METM19 keynote 

The evolution of concision: editors’ role in changing English

Lynne Murphy

Bringing clarity and concision to a text is one of the great joys of editing, as far as I’m concerned. But transatlantic experience tells me that not everyone means the same thing by clear and concise and editors (and authors) in different cultures have different perspectives on their roles in creating clear, concise text. This talk explores the densification of the English language – how increasingly more information is fitted into fewer words (and fewer morphemes, fewer letters, fewer sounds). For instance, current English text has fewer passives and more object-action compound “verbings” compared to 100 years ago, so that the ten-word Flour bombs were lobbed at the president by several protesters might be revised and published as the five-word Several protesters flour-bombed the president. While exploring some forms of densification, we’ll see ways in which editors, working in particular cultural contexts, have influenced the directions written English has taken in the past 150 years or so.
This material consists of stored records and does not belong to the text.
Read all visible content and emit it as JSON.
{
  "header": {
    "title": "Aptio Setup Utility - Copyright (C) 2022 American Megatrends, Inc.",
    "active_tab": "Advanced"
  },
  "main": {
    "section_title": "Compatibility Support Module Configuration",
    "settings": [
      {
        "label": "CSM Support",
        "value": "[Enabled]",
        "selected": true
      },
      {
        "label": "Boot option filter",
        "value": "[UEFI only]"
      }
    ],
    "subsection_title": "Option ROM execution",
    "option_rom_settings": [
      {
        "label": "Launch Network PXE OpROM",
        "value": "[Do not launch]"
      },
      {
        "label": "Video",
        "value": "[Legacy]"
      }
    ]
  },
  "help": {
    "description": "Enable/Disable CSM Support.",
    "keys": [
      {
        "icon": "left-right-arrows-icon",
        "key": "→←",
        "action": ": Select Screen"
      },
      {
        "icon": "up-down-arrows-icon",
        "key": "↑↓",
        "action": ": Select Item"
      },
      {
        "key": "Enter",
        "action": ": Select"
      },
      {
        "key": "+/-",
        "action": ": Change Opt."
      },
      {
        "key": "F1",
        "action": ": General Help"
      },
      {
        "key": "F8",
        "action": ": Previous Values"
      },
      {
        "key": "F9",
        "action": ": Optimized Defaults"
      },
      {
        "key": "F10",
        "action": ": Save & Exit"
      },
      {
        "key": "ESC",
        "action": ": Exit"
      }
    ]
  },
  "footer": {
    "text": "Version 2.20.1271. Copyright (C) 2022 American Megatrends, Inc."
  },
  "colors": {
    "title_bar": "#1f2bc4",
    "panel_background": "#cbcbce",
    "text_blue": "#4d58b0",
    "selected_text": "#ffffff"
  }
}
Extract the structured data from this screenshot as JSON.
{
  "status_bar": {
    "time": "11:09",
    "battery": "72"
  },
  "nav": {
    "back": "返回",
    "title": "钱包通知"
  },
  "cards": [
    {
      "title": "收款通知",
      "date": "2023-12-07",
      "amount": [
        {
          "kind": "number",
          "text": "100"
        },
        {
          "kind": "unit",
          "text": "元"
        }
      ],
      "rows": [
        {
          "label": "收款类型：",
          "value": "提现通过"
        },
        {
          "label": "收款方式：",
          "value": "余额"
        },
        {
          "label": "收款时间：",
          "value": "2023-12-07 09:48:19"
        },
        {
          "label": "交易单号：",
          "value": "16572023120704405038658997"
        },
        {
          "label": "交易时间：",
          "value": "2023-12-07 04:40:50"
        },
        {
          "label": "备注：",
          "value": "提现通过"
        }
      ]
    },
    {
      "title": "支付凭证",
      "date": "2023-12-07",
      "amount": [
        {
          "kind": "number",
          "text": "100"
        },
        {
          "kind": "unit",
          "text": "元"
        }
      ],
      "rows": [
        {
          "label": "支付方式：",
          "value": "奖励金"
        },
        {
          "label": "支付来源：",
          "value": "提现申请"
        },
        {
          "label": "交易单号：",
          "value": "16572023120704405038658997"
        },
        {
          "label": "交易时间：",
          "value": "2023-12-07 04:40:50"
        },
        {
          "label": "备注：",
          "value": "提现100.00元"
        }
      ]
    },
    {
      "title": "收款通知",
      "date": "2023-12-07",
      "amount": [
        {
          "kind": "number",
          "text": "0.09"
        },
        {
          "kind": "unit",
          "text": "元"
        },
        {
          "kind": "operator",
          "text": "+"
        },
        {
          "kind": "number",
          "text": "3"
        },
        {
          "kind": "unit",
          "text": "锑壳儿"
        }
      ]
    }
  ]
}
American English has been leading these trends. While it might be easy to stereotype American concision as the product of an “impatient” society, other, more interesting factors are at work, including the strong American “grammar infrastructure” and editors’ reader-oriented practices. 
[Read a member’s review of the presentation.]

About the presenter 

Lynne Murphy is Professor of Linguistics at the University of Sussex. Born and raised in New York State, she was educated at the Universities of Massachusetts and Illinois and has held academic positions in South Africa, the US and the UK. Her academic training and publications have concentrated on word meaning and word relations, words and context, and lexicography, but her experience as a migrant in English-speaking nations has led her to explore issues of language and culture in the anglosphere. Her alter ego Lynneguist writes the award-winning blog Separated by a Common Language and tweets a US-UK Difference of the Day on Twitter. Her most recent book, The Prodigal Tongue: the love–hate relationship between British and American English (Oneworld/Penguin 2018), is “a funny and rollicking read” (The Economist Books of the Year). “Her love of our living, changing language is infectious” (The New Yorker).